Custom configuration
cURL options
The options that would normally be set through curl_setopt
must be set through a CurlyOptions
instance. The
CurlyOptions
instance can be reused over multiple requests.
Custom handlers
Instead of manually configuring callbacks in the CurlyOptions
object, you may extend the AbstractHandler
class to
hook into events. The library comes with two implementations of the AbstractHandler
. The CancellableHandler
and
StreamHandler
.
The CancellableHandler
is provided a callback during instantiation. During the transfer, cURL's progress event is
routed to the handler, which in turn invokes the callback to determine whether the transfer should be aborted.
The StreamHandler
decorates the CancellableHandler
and is an example of a handler that hooks into cURL's read and
write callbacks.
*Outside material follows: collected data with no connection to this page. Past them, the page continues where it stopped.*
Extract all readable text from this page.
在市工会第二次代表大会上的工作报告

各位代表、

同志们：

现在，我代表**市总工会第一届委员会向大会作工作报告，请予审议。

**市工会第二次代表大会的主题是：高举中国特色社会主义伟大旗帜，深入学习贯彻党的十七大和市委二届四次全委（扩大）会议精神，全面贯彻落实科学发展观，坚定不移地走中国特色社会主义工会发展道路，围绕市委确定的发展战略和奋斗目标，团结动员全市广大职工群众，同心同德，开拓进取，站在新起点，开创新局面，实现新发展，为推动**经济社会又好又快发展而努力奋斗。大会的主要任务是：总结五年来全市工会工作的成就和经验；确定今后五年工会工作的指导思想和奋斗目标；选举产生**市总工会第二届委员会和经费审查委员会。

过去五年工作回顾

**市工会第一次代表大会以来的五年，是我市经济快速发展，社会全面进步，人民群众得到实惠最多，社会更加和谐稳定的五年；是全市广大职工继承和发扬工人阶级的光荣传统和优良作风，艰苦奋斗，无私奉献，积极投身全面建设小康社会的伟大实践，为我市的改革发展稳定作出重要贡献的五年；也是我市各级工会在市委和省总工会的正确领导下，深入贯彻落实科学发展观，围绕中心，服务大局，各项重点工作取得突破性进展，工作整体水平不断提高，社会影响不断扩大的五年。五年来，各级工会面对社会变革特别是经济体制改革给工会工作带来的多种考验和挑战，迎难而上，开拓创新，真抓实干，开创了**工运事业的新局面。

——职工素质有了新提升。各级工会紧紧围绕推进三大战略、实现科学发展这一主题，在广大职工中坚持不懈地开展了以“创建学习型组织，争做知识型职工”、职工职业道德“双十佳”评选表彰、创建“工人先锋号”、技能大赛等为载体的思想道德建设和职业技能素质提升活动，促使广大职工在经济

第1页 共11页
It probably isn't very useful since setting the inputStream
and outputStream
options in the
CurlyOptions
object would achieve more or less the same, but helps demonstrate the usage of the callbacks.
The power of the streams is that it allows you to read/write downloads and uploads in chunks. Combined with streams you can prevent memory exhaustion when handling large amounts of data.